In LUCENT-1, patients were randomized 3:1 to mirikizumab 300 mg or placebo intravenously every 4 weeks (Q4W) for 12 weeks. In LUCENT-2, patients with a clinical response to mirikizumab at week 12 of LUCENT-1 were re-randomized 2:1 to mirikizumab 200 mg or placebo via subcutaneous injection Q4W for 40 weeks. The primary endpoint in both trials was clinical remission at study end, defined as a Mayo stool frequency subscore of 0, or 1 with a ≥ 1-point decrease from baseline, rectal bleeding subscore of 0, and an endoscopic subscore of 0 or 1 (excluding friability).

Results

Among 183 Chinese patients included in the LUCENT-1 induction trial, clinical remission rates at week 12 were higher with mirikizumab 300 mg (n = 140) versus placebo (n = 43) (18.6% vs. 7.0%; common risk difference 11.5%).

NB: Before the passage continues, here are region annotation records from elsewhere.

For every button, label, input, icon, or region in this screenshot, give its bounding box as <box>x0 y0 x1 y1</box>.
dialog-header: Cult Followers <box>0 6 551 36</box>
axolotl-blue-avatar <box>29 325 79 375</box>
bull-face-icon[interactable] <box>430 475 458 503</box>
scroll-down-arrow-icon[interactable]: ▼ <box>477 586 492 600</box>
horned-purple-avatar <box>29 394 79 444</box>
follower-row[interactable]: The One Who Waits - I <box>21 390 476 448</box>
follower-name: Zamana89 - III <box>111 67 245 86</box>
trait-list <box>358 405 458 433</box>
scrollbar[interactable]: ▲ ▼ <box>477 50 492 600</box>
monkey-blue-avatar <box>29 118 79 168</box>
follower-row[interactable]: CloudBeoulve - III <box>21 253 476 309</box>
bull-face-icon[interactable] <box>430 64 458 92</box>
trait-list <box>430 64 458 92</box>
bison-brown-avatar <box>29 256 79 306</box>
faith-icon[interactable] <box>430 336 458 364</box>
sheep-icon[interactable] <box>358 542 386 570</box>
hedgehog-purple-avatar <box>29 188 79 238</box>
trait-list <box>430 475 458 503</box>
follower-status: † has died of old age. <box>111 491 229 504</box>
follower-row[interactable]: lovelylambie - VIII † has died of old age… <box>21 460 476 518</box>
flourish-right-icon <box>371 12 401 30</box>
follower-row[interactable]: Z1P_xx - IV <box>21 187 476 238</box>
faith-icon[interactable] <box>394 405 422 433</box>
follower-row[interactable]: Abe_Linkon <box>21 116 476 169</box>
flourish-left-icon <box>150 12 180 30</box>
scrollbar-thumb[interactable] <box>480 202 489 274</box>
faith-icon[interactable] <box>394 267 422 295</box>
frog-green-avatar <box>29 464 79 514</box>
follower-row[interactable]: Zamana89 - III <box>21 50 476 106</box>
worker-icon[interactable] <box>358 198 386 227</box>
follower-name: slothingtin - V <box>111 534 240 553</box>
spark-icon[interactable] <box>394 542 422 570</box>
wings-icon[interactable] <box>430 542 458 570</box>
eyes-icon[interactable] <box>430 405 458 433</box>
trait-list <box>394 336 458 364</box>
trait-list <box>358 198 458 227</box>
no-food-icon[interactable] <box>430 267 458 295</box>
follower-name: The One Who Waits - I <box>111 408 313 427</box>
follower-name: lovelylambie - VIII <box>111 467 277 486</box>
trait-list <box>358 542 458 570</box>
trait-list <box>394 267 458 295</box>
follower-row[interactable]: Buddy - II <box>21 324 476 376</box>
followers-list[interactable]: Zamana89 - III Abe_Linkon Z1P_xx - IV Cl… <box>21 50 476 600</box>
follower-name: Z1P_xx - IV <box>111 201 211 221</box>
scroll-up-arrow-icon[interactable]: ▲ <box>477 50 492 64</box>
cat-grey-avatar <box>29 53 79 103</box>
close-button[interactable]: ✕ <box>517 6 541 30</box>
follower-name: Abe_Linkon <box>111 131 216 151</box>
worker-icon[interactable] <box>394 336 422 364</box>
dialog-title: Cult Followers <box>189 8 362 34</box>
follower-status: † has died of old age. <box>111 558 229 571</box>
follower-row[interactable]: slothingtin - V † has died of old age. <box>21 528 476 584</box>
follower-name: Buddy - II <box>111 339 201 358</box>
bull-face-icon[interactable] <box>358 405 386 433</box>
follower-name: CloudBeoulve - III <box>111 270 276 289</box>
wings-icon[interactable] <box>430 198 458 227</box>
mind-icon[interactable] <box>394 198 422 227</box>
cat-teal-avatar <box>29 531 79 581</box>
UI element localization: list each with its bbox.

Among 80 patients who responded to mirikizumab and underwent randomization again in the LUCENT-2 maintenance trial, clinical remission rates at week 40 were higher with mirikizumab 200 mg (n = 56) versus placebo (n = 24) (50.0% vs. 12.5%; common risk difference 40.4%). During induction and maintenance, the incidence of adverse events was comparable between the mirikizumab and placebo groups.

Conclusions

Mirikizumab was effective and well tolerated in the subpopulation of Chinese patients with moderately-to-severely active ulcerative colitis, consistent with the overall trial population.

Trial Registrations

Clinicaltrials.gov (NCT03518086 and NCT03524092).